Thursday, July 9, 2009

US pays Uganda to arm Somali fighters

KAMPALA - Ugandan troops in Mogadishu have been secretly selling guns and ammunition to Somalia’s struggling Transitional Federal Government on behalf of the United States government, the Daily Monitor reports.

Explaining American assistance to the TFG during a recent press briefing to US journalists in Washington, D.C., a top US State Department official said Uganda has been supplying arms to Somali troops and picking dollars from Washington. “We have gone to the Ugandans when the TFG (Transitional Federal Government) has run short of weapons and ammunition and told the Ugandans to provide what TFG needs,” the official, who was not named in the partly classified June 26 briefing, said. “When the Ugandans provide those weapons, they give us a bill and an accounting for what they have turned over [to Somali government] and we then give them the money to replace the stores and the arms.”
The official said the Ugandan People Defence Force has mostly supplied small arms and ammunition and had increased its supplies in May when Somali Islamic extremists increased their attacks on the TFG and government forces.

The UPDF, which is in Somalia as part of an African Union peacekeeping force to the country, is said to have been paid up to $10 million for arming and training the TFG fighting force. This is the first time the arms-for-cash deal is being made public and the revelations could mean that the UPDF is violating the neutral terms of its peacekeeping mandate by arming one of the combatants.

Authorities in Kampala were quick to denounce the revelations as “a lie”. Lt. Gen. Katumba Wamala, the commander of the UPDF Land Forces, who has been overseeing the deployment of Ugandan troops to help stabilise Mogadishu, told Daily Monitor that “it is Washington that is giving the arms to Somalia. “The only thing we have done is to be the link to pass those weapons to TFG because the Americans cannot be on the ground to do this themselves.”

President Museveni told journalists at a press conference earlier this month that it was fine for the US to arm Somalis to fend off a rebel onslaught on the capital. “These people fighting in Somalia are wasting their time,” President Museveni said at the time. “What a democrat should do in Somalia is allow peace and demand elections.” Details of the arms-for-cash deal emerged as the beleaguered Somali President Sheikh Ahmed Sheikh Sheriff met Mr Museveni in Kampala.

The revelations could mean that the UPDF is violating the neutral terms of its peacekeeping mandate by arming one of the combatants.

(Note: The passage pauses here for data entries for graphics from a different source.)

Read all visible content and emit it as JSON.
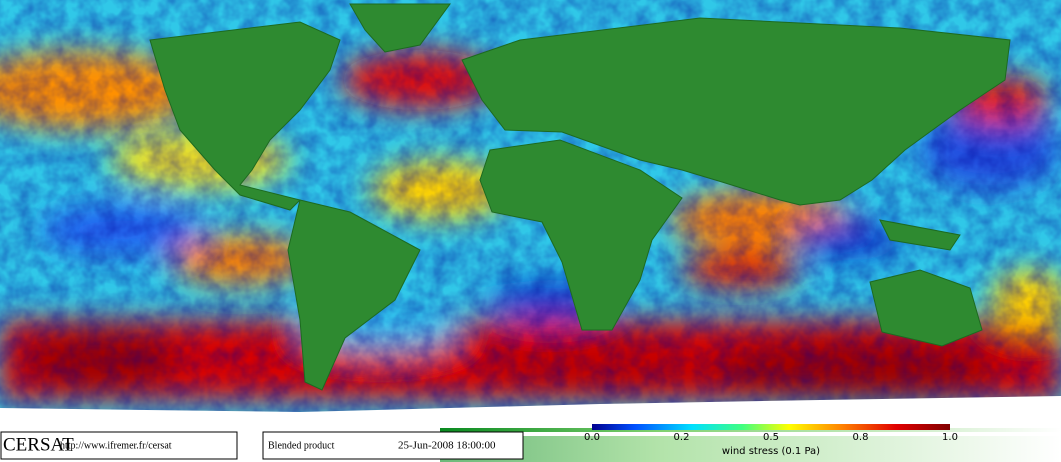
{
  "header": {
    "logo": "CERSAT",
    "url": "http://www.ifremer.fr/cersat"
  },
  "product": {
    "name": "Blended product",
    "date": "25-Jun-2008 18:00:00"
  },
  "colorbar": {
    "ticks": [
      "0.0",
      "0.2",
      "0.5",
      "0.8",
      "1.0"
    ],
    "label": "wind stress (0.1 Pa)"
  }
}
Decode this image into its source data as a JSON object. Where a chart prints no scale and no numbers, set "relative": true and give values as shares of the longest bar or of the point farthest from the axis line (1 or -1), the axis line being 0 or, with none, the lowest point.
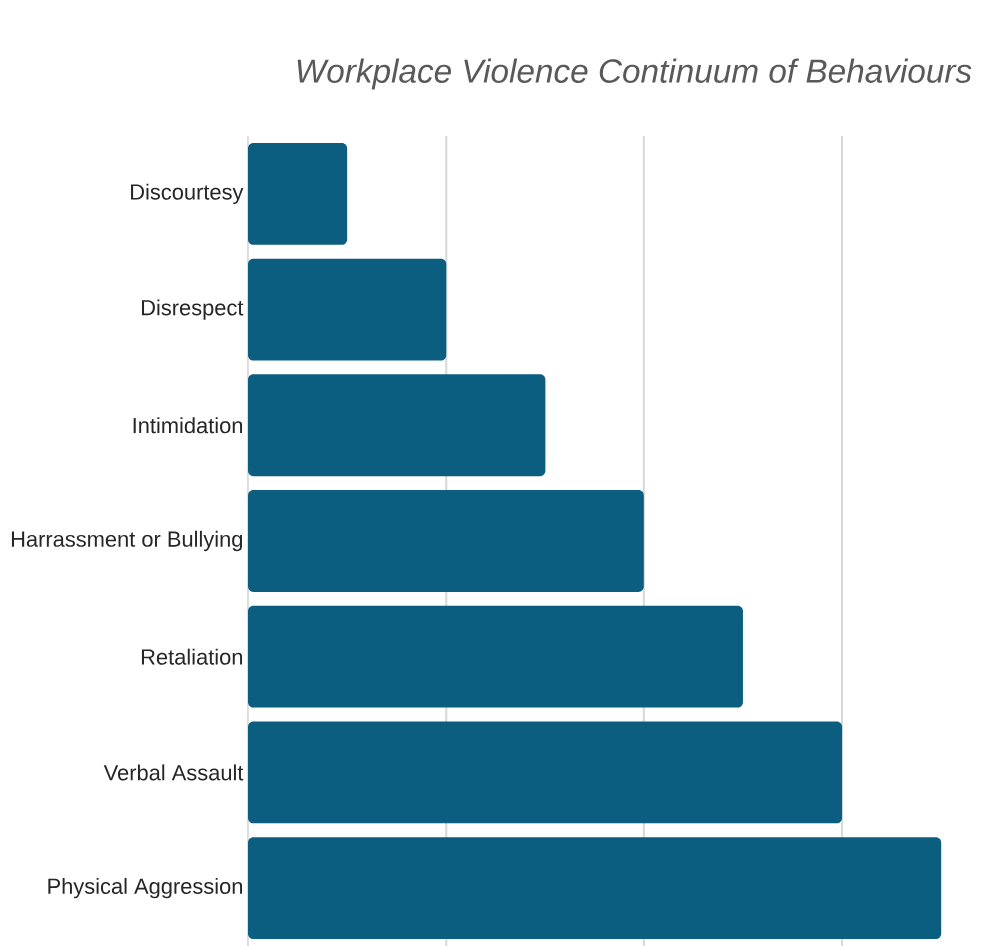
{
  "chart_data": {
    "type": "bar",
    "orientation": "horizontal",
    "relative": true,
    "title": "Workplace Violence Continuum of Behaviours",
    "categories": [
      "Discourtesy",
      "Disrespect",
      "Intimidation",
      "Harrassment or Bullying",
      "Retaliation",
      "Verbal Assault",
      "Physical Aggression"
    ],
    "values": [
      0.143,
      0.286,
      0.429,
      0.571,
      0.714,
      0.857,
      1
    ],
    "color": "#0b5e80",
    "grid": "x"
  }
}
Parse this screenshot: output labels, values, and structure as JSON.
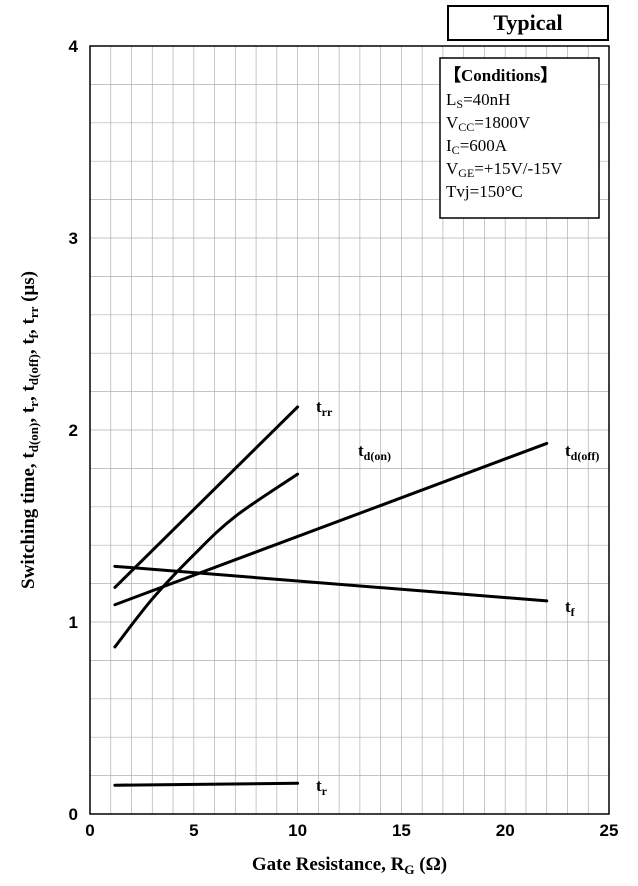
{
  "badge": "Typical",
  "conditions": {
    "title": "【Conditions】",
    "lines": [
      {
        "main": "L",
        "sub": "S",
        "rest": "=40nH"
      },
      {
        "main": "V",
        "sub": "CC",
        "rest": "=1800V"
      },
      {
        "main": "I",
        "sub": "C",
        "rest": "=600A"
      },
      {
        "main": "V",
        "sub": "GE",
        "rest": "=+15V/-15V"
      },
      {
        "main": "Tvj=150°C",
        "sub": "",
        "rest": ""
      }
    ]
  },
  "chart_data": {
    "type": "line",
    "xlabel": {
      "text": "Gate Resistance, R",
      "sub": "G",
      "after": " (Ω)"
    },
    "ylabel": [
      {
        "t": "Switching time, t"
      },
      {
        "t": "d(on)",
        "s": true
      },
      {
        "t": ", t"
      },
      {
        "t": "r",
        "s": true
      },
      {
        "t": ", t"
      },
      {
        "t": "d(off)",
        "s": true
      },
      {
        "t": ", t"
      },
      {
        "t": "f",
        "s": true
      },
      {
        "t": ", t"
      },
      {
        "t": "rr",
        "s": true
      },
      {
        "t": " (μs)"
      }
    ],
    "xlim": [
      0,
      25
    ],
    "ylim": [
      0,
      4
    ],
    "xticks": [
      0,
      5,
      10,
      15,
      20,
      25
    ],
    "yticks": [
      0,
      1,
      2,
      3,
      4
    ],
    "grid": true,
    "series": [
      {
        "label": {
          "main": "t",
          "sub": "rr"
        },
        "x": [
          1.2,
          10
        ],
        "y": [
          1.18,
          2.12
        ],
        "curve": false
      },
      {
        "label": {
          "main": "t",
          "sub": "d(on)"
        },
        "x": [
          1.2,
          3,
          5,
          7,
          10
        ],
        "y": [
          0.87,
          1.12,
          1.35,
          1.55,
          1.77
        ],
        "curve": true
      },
      {
        "label": {
          "main": "t",
          "sub": "d(off)"
        },
        "x": [
          1.2,
          22
        ],
        "y": [
          1.09,
          1.93
        ],
        "curve": false
      },
      {
        "label": {
          "main": "t",
          "sub": "f"
        },
        "x": [
          1.2,
          22
        ],
        "y": [
          1.29,
          1.11
        ],
        "curve": false
      },
      {
        "label": {
          "main": "t",
          "sub": "r"
        },
        "x": [
          1.2,
          10
        ],
        "y": [
          0.15,
          0.16
        ],
        "curve": false
      }
    ]
  }
}
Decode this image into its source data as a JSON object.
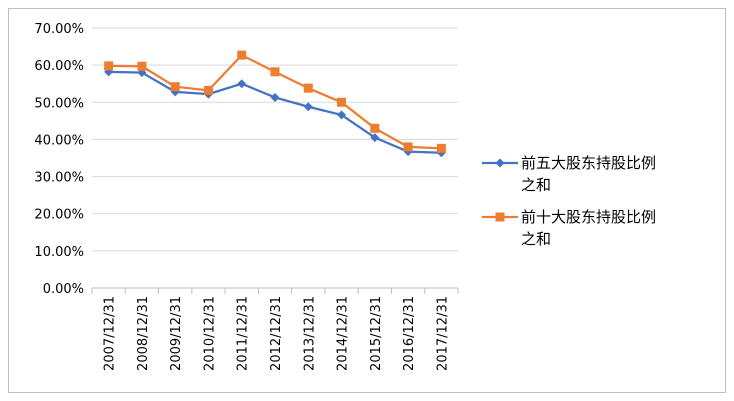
{
  "chart_data": {
    "type": "line",
    "categories": [
      "2007/12/31",
      "2008/12/31",
      "2009/12/31",
      "2010/12/31",
      "2011/12/31",
      "2012/12/31",
      "2013/12/31",
      "2014/12/31",
      "2015/12/31",
      "2016/12/31",
      "2017/12/31"
    ],
    "ylim": [
      0,
      0.7
    ],
    "yticks": [
      "0.00%",
      "10.00%",
      "20.00%",
      "30.00%",
      "40.00%",
      "50.00%",
      "60.00%",
      "70.00%"
    ],
    "grid": true,
    "legend_position": "right",
    "series": [
      {
        "name_lines": [
          "前五大股东持股比例",
          "之和"
        ],
        "color": "#4472C4",
        "marker": "diamond",
        "values": [
          0.582,
          0.58,
          0.528,
          0.522,
          0.55,
          0.513,
          0.488,
          0.466,
          0.405,
          0.367,
          0.364
        ]
      },
      {
        "name_lines": [
          "前十大股东持股比例",
          "之和"
        ],
        "color": "#ED7D31",
        "marker": "square",
        "values": [
          0.598,
          0.597,
          0.542,
          0.532,
          0.627,
          0.582,
          0.538,
          0.5,
          0.43,
          0.38,
          0.376
        ]
      }
    ]
  }
}
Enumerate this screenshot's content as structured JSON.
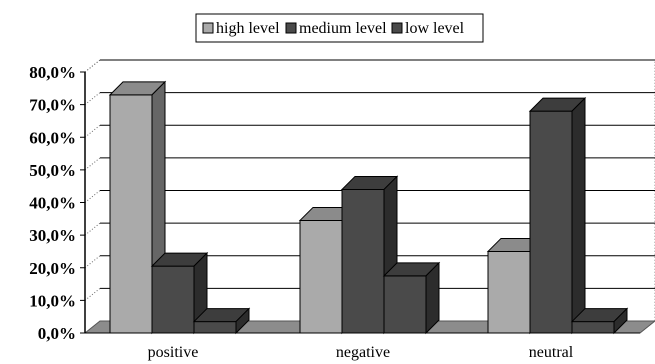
{
  "chart_data": {
    "type": "bar",
    "title": "",
    "xlabel": "",
    "ylabel": "",
    "categories": [
      "positive",
      "negative",
      "neutral"
    ],
    "series": [
      {
        "name": "high level",
        "values": [
          73.0,
          34.5,
          25.0
        ]
      },
      {
        "name": "medium level",
        "values": [
          20.5,
          44.0,
          68.0
        ]
      },
      {
        "name": "low level",
        "values": [
          3.5,
          17.5,
          3.5
        ]
      }
    ],
    "ylim": [
      0,
      80
    ],
    "y_ticks": [
      "0,0%",
      "10,0%",
      "20,0%",
      "30,0%",
      "40,0%",
      "50,0%",
      "60,0%",
      "70,0%",
      "80,0%"
    ],
    "grid": true,
    "style": "3d-clustered-bar",
    "legend_position": "top",
    "colors": {
      "high level": "#aaaaaa",
      "medium level": "#4a4a4a",
      "low level": "#4a4a4a",
      "outline": "#000000",
      "gridline": "#000000",
      "floor": "#8c8c8c"
    }
  }
}
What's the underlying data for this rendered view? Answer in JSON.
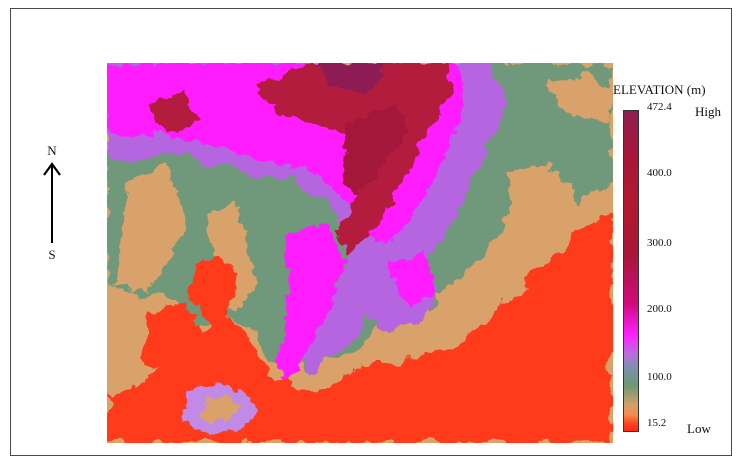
{
  "north_arrow": {
    "top_label": "N",
    "bottom_label": "S"
  },
  "legend": {
    "title": "ELEVATION (m)",
    "max_value": "472.4",
    "min_value": "15.2",
    "high_label": "High",
    "low_label": "Low",
    "ticks": [
      "400.0",
      "300.0",
      "200.0",
      "100.0"
    ]
  },
  "map": {
    "icon": "elevation-raster-map",
    "palette": {
      "lowest": "#ff3a1c",
      "low": "#d9a26a",
      "mid_low": "#6f987a",
      "mid": "#b565e0",
      "mid_high": "#ff1eff",
      "high": "#b31b3c",
      "highest": "#8c1e52"
    }
  }
}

According to a State House statement, the two leaders discussed bilateral issues concerning the two countries and reviewed the situation in Somalia and other regional matters. The US State Department official said that the UPDF had supplied small arms and limited munitions but “not artillery pieces, armoured vehicles or tanks” to the TFG soldiers. “These are weapons that would be used in an urban environment, fighting a counter-guerrilla insurgency,” the official said, “We have provided funds for the purchase of weapons; and have asked the two units that are there [in Mogadishu], particularly the Ugandans, to provide weapons to the TFG, and we have backfilled the Ugandans for what they have provided to the TFG government.”

Shadow Defence Minister Mr Angiro Gutmoi (FDC) said he was not aware of the arms-for-cash deal but said such a transaction is “not authorised by the Ugandan Parliament”. The Defence and Army spokesman, Maj. Felix Kulayigye, said the UPDF is only involved in training the Somali forces and securing vital state installations. “I am not aware of what the Americans are talking about and I don’t believe in telling lies.”

Uganda and Burundi have more than 4,000 troops deployed in Somalia under Amisom. The heavily undermanned and underfunded peacekeeping force is meant to secure the Presidential Palace, air and sea ports and the city’s main roads but has come under increasing attacks from Islamic extremists. The Ugandan government has defended its deployment in Somalia saying instability in that country, which has not had a functioning government in almost two decades, undermines security in the whole region.

In March, an Ilyushin-76 plane, suspected to be ferrying arms for Amisom troops in Mogadishu, crashed shortly after takeoff from Entebbe airport, killing all 11 people on board, three of them top Burundian army officers. The manifest of the cargo aircraft, chartered by Dynacorp, an American company, shows the carrier was ferrying at least 16 tonnes of military supplies. The army said then that the plane was carrying mainly tents and water purifiers although the plane’s owner claimed it had been shot down. The claims have not been verified. Transport Minister John Nasasira has said that an investigative team led by Col. (rtd) Chris Mudoola is yet to complete its work after failing to locate the plane’s flight data recorder.